Border expansion should be manual

Your basically arguing that it is stupid of water to run to the see, if it can be used to irrigate a desert. The water couldn't care less. Usefulness does not enter into the equation for cultural expansion (or only as a small bias), the culture simply goes where it is easiest to go, like water.

By that logic then, it should always expand to the tile that offers the fewest resources which is not always the case (and would frequently result in cities with only a handful of workable tiles and a bunch outside of that 3-tile radius). I've had a number of times where the first tile a city expands to is a high-yield tile. Things like sheep generally don't resist culture anyways. :) I'm not against buying tiles in the worktable radius (I do it all of the time), I just think it should put emphasis on usable tiles first.
 
Just so I understand your reference to previous games, in what version of Civ did I previously have player choice on my expanding boundaries? That choice level seems to have been taken away so thoroughly that I don't remember its loss. Silly me, I thought I was given more choice and control with the buy tile option than I had before.

No, you got automatic access to all of your tiles before. Now you get them metered out by the border expansion, and you eventually get the ability to use more for a given city.

So this is yet another example of a more constricted form of gameplay than we used to have.
 
I agree with the OP. I'd really like to choose where to expand - yes, it would devalue the need for buying tiles, but so what? If an improvement makes a feature most people don't even use that often redundant, it doesn't really matter, does it? You'd just have to modify America's UA a bit (maybe culture expansion cost is 25% cheaper)
 
Uh, what?
Isn't it exactly the opposite?
The current system gives you a choice.
If it always picked the best tile (or if it expanded in a ring), than there would be no choice.
If you could pick the tile manually, you would always pick the best tile and that would be it. This isn't really a choice as far as game design goes.

But how it works currently, you have an actual choice, a decision to make: Let it expand normally and just that, or use a bit of gold to both expand it quickly and select where to.

It's good game design for strategy games to let the player makes decisions, and this is what the current system is all about. Expand slowly and suboptimal, but for free, or use gold to expand quickly and optimally.

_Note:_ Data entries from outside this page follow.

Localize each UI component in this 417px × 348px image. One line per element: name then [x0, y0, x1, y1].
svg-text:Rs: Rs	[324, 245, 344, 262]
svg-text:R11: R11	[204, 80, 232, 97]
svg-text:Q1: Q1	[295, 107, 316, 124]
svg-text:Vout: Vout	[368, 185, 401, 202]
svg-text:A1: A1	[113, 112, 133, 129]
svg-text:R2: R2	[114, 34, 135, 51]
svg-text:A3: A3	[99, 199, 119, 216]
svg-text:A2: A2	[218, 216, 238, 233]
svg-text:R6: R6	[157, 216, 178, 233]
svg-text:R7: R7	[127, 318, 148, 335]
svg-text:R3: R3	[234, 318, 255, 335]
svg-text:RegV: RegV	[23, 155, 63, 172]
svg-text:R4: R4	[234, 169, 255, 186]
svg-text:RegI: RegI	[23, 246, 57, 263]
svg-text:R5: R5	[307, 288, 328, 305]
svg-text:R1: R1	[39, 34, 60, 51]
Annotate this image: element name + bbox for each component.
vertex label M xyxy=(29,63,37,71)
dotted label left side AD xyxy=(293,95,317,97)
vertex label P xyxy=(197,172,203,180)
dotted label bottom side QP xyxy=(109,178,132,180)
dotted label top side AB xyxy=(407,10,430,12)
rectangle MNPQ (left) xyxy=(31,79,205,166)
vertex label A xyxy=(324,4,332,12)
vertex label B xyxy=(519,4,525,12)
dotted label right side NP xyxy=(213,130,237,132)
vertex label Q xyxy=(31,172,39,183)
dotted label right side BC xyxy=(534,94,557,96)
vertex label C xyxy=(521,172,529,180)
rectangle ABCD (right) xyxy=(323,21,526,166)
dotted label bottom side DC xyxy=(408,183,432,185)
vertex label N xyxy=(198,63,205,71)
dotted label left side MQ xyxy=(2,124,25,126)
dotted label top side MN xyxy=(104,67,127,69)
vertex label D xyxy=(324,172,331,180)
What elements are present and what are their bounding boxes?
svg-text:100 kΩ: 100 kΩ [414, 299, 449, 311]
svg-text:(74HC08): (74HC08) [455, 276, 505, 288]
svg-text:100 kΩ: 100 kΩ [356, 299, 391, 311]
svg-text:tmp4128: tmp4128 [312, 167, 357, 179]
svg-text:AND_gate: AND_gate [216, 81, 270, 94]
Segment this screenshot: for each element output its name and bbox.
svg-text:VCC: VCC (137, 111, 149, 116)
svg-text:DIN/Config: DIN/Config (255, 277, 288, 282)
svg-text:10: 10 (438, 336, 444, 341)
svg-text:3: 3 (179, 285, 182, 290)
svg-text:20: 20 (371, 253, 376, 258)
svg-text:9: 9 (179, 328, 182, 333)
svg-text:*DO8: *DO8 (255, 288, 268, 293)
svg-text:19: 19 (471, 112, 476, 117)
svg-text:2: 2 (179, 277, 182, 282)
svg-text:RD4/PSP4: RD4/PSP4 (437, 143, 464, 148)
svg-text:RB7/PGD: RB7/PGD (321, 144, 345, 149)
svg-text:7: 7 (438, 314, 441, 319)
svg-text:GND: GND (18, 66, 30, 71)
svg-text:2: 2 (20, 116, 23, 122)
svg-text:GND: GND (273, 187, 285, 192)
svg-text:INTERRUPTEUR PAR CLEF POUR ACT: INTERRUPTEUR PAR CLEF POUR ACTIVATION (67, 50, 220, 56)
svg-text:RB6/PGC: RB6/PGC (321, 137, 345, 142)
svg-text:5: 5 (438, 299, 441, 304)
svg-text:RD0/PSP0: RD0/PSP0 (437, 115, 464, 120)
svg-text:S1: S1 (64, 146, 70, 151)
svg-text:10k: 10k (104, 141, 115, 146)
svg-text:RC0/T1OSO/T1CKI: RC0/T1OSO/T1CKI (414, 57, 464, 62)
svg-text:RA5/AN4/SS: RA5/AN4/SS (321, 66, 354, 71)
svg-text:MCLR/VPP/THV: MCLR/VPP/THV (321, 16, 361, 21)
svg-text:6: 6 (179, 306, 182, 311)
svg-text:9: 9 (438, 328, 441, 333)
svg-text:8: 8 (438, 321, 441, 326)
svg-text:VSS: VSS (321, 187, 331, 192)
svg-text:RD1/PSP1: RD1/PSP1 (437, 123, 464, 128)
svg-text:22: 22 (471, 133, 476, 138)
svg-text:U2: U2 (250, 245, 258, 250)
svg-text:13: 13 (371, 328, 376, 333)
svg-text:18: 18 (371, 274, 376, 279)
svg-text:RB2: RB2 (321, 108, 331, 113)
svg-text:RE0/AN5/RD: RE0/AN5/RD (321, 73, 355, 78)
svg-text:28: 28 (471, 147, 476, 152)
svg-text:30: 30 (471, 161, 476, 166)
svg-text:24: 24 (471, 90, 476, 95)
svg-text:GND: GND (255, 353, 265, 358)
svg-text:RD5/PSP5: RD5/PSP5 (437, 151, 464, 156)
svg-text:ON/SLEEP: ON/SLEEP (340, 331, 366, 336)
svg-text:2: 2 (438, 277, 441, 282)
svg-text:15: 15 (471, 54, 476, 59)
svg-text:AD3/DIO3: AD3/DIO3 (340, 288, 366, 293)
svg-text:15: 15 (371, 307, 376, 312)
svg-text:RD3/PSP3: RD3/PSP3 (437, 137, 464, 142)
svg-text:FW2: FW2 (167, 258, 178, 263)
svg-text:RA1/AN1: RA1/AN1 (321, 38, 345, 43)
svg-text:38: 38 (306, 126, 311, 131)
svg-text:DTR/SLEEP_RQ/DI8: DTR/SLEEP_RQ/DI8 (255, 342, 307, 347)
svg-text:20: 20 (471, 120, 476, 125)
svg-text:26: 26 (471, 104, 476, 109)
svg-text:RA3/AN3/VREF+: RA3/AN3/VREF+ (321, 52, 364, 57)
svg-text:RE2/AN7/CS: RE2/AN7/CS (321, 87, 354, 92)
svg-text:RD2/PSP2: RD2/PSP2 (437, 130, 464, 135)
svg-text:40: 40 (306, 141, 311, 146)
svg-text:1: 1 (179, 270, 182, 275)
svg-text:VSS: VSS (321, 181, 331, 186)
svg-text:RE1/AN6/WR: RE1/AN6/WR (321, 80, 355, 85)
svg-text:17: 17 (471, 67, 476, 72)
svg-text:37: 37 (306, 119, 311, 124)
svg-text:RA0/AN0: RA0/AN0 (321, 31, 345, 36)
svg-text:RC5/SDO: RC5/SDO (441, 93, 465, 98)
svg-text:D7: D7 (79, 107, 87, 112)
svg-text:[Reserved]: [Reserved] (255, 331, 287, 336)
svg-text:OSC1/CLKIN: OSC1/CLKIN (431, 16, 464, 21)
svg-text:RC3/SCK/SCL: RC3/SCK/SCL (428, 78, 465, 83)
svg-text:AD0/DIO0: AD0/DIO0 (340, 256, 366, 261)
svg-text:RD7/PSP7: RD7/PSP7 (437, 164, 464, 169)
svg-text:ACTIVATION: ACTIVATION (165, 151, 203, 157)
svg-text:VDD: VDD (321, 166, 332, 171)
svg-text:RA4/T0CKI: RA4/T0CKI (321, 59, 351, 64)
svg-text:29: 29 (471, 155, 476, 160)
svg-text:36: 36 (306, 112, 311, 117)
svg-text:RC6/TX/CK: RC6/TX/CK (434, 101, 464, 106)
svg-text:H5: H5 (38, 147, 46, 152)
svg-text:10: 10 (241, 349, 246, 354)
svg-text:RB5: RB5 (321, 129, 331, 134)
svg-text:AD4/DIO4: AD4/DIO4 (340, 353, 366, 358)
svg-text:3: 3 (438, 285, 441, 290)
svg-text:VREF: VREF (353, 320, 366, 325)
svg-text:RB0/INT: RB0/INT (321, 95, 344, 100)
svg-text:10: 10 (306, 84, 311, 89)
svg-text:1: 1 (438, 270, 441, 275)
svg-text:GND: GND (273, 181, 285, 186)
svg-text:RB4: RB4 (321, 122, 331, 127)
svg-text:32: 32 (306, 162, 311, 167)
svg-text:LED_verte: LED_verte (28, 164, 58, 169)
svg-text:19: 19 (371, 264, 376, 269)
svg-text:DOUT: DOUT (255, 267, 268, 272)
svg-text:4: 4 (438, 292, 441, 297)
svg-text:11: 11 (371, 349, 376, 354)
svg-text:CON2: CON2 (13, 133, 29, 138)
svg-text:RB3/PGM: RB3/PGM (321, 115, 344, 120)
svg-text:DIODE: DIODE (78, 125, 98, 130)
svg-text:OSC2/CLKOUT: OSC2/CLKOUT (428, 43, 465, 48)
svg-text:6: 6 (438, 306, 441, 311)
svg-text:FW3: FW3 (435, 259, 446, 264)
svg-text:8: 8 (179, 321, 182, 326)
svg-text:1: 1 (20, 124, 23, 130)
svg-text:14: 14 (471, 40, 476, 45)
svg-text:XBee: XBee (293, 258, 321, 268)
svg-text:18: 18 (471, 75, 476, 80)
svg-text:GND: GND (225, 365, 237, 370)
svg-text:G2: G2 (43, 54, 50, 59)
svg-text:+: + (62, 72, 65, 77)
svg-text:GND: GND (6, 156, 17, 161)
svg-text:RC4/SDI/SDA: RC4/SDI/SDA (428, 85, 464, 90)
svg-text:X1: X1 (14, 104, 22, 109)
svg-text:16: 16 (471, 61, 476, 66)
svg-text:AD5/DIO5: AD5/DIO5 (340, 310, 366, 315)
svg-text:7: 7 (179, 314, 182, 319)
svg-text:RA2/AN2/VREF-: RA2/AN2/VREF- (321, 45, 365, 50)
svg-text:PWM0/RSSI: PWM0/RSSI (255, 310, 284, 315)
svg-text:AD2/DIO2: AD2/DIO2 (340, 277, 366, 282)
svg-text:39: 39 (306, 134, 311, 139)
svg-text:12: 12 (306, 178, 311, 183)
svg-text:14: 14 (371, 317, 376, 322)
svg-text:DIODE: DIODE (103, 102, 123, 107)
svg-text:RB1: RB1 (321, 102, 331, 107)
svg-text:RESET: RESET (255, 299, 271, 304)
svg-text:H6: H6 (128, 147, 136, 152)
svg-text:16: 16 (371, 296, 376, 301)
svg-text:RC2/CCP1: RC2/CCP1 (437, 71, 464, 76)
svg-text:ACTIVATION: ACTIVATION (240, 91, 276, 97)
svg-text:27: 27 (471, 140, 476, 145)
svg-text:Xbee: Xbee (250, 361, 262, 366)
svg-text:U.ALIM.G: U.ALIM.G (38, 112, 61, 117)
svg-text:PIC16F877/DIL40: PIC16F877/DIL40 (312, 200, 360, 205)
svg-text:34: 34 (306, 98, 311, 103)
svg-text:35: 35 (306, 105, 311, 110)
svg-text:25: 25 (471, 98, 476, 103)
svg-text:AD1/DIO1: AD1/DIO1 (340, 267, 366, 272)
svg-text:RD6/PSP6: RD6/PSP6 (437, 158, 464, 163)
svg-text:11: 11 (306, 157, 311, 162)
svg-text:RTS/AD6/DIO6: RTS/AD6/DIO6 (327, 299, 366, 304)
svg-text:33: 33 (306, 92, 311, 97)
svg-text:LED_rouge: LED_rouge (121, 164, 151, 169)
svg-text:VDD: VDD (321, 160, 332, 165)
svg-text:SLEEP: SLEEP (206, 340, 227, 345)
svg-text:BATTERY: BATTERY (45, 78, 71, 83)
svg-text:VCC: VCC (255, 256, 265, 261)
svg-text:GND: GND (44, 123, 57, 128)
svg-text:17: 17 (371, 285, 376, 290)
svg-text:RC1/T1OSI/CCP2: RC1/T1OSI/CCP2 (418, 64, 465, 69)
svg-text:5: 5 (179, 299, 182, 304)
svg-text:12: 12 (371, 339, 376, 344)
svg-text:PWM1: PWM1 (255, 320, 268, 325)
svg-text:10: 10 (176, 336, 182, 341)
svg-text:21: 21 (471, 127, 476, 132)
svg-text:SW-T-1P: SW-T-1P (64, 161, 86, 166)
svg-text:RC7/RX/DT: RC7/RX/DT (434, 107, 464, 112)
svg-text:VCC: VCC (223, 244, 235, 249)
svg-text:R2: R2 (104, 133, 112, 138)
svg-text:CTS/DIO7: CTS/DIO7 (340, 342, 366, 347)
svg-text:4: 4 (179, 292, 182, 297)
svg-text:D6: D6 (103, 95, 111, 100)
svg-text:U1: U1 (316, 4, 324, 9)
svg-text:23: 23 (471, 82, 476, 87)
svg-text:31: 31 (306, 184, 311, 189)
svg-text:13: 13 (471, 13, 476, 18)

The core of the entire series has been your ability to choose how to develop your cities. Sometimes I pick a location because I want production; in other places I want population; still others are resource based. We get to control everything else, except the way that the tiles become available. And the current algorithm funnels your cities into a very particular set of choices. Forcing people to pay unless they want to play the game in a particular way is poor design.

For instance, new players probably don't realize that the third ring is almost useless until late in the development of a city. Or that it will be very expensive to use those hills. So you're setting a subtle trap for the inexperienced, and an annoyance for people who want to min/max or explore different strategies.

And the infuriating thing is that this change appears to have been motivated primarily by aesthetics (based on reading discussions with the designer.)

Adding a choice for people to play the game differently doesn't hurt the advocates here; it's the same as having worker automation available for people who want it. The resistance to such an idea is actually odd for me, given that the programming is pretty simple (check an option box at the start, and you get a pop-up when expansion occurs, perhaps with some restrictions on which tiles you can choose, e.g all second tier before any third tier.)
 
Yeah, I won't disagree that they could have added a pre-game option for manual border control, for those that want it. They have options for a lot of stuff, so they could have one for that too (perhaps they didn't expected it to be a polarizing issue).

Personally, I like the way it currently works, but I don't like the balancing of tile purchase prices. I believe purchase prices should be at least a bit lower, to make it more of an actual useful option.